Management-chemical control: COMMERCIAL USE
Dormant to delayed-dormant spray
- horticultural mineral oil-Rates vary; check product label. REI varies; check product label.
Spring and summer sprays
- bifenazate (Acramite 50WS) at 0.75 to 1 lb/a. REI 12 hr. PHI 3 days. Do not exceed one application per season. Primarily active towards the motile stages of mites, but has some ovicidal activity.
- clofentezine (Apollo SC) at 4 to 8 oz/a. REI 12 hr. PHI 21 days. Apply only once per season and at first sign of egg deposition. Clofentezine and hexythiazox are primarily mite ovicides and will not control adult mites.
- fenbutatin-oxide (Vendex 50WP) at 1 to 2 lb/a. REI 48 hr. PHI 14 days. Do not exceed two applications or 3 lb/a per season.
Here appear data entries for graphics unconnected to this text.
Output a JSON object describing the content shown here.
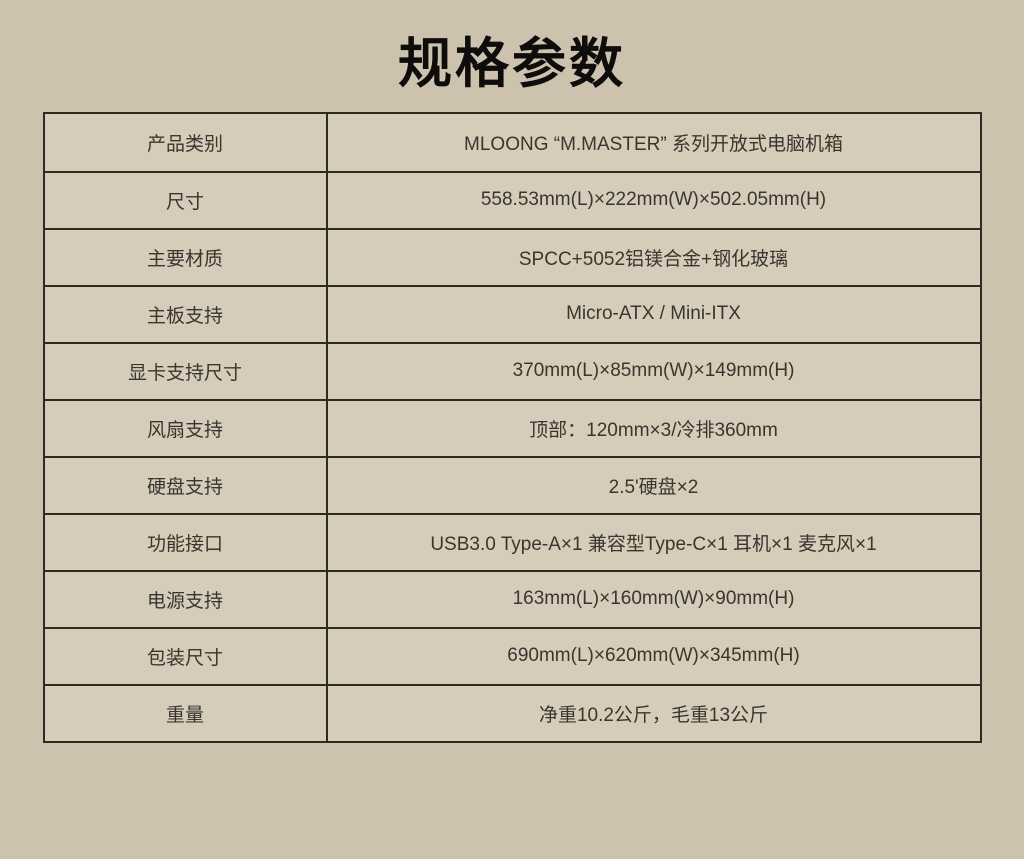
{
  "page": {
    "title": "规格参数",
    "colors": {
      "page_background": "#CDC2AE",
      "cell_background": "#D6CCBA",
      "border": "#2E2A22",
      "text": "#3A352E",
      "title_text": "#0E0D0B"
    }
  },
  "table": {
    "rows": [
      {
        "label": "产品类别",
        "value": "MLOONG “M.MASTER” 系列开放式电脑机箱"
      },
      {
        "label": "尺寸",
        "value": "558.53mm(L)×222mm(W)×502.05mm(H)"
      },
      {
        "label": "主要材质",
        "value": "SPCC+5052铝镁合金+钢化玻璃"
      },
      {
        "label": "主板支持",
        "value": "Micro-ATX / Mini-ITX"
      },
      {
        "label": "显卡支持尺寸",
        "value": "370mm(L)×85mm(W)×149mm(H)"
      },
      {
        "label": "风扇支持",
        "value": "顶部：120mm×3/冷排360mm"
      },
      {
        "label": "硬盘支持",
        "value": "2.5'硬盘×2"
      },
      {
        "label": "功能接口",
        "value": "USB3.0 Type-A×1 兼容型Type-C×1 耳机×1 麦克风×1"
      },
      {
        "label": "电源支持",
        "value": "163mm(L)×160mm(W)×90mm(H)"
      },
      {
        "label": "包装尺寸",
        "value": "690mm(L)×620mm(W)×345mm(H)"
      },
      {
        "label": "重量",
        "value": "净重10.2公斤，毛重13公斤"
      }
    ]
  }
}
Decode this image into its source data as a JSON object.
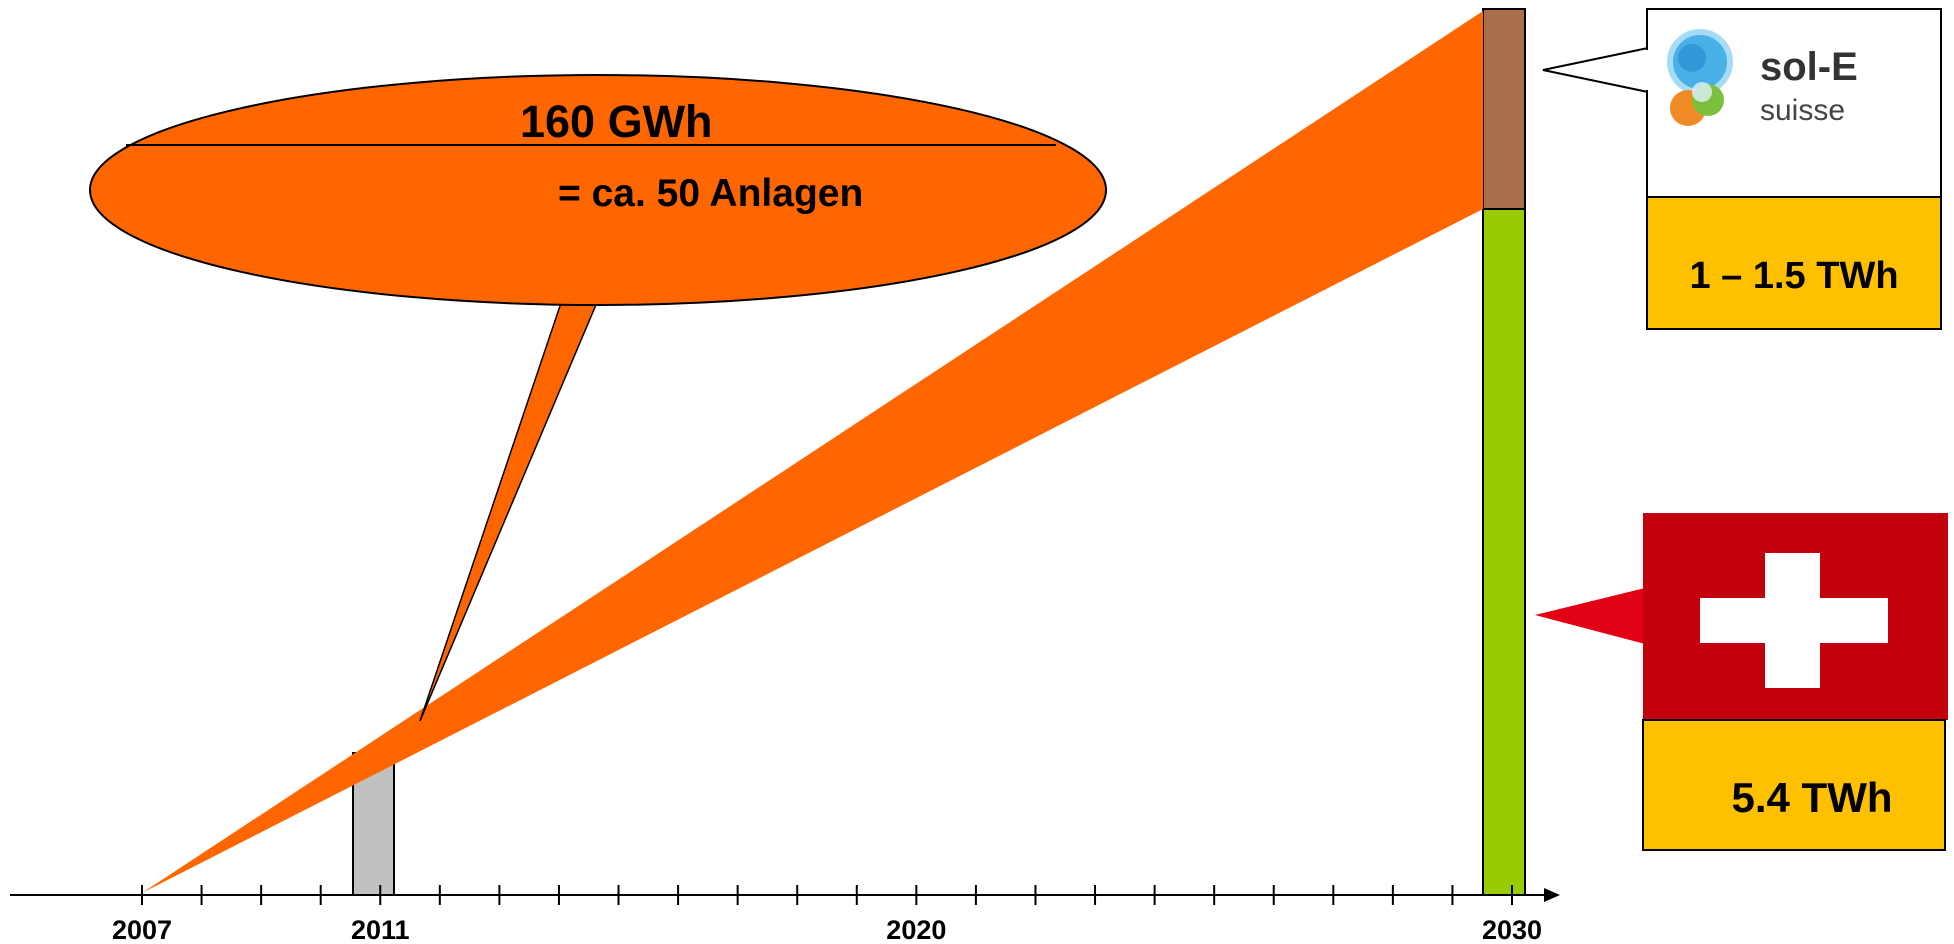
{
  "timeline": {
    "years": [
      {
        "year": 2007,
        "label": "2007"
      },
      {
        "year": 2011,
        "label": "2011"
      },
      {
        "year": 2020,
        "label": "2020"
      },
      {
        "year": 2030,
        "label": "2030"
      }
    ],
    "range": [
      2007,
      2030
    ]
  },
  "callout": {
    "energy": "160 GWh",
    "plants": "= ca. 50 Anlagen"
  },
  "sol_e": {
    "logo_line1": "sol-E",
    "logo_line2": "suisse",
    "value": "1 – 1.5 TWh"
  },
  "swiss": {
    "value": "5.4 TWh"
  },
  "colors": {
    "orange": "#ff6600",
    "green": "#99cc00",
    "brown": "#a86f4a",
    "gray": "#c0c0c0",
    "yellow": "#ffc000",
    "swiss_red": "#c4000f"
  }
}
Apply when mites first appear.
- hexythiazox (Savey 50DF) at 3 to 6 oz/a. REI 12 hr. PHI 28 days. Apply only once per season and at first sign of egg deposition. Hexythiazox and clofentezine are primarily mite ovicides and will not control adult mites.
- spirodiclofen (Envidor 2SC) at 16 to 18 fl oz/a. REI 12 hr. PHI 7 days. Only one application per crop season. Apply when mites first appear.
Resistance management Spider mites can rapidly develop resistance to chemical controls. Clofentezine and hexythiozox have a similar mode of action and should not be applied to the same crop In any one year.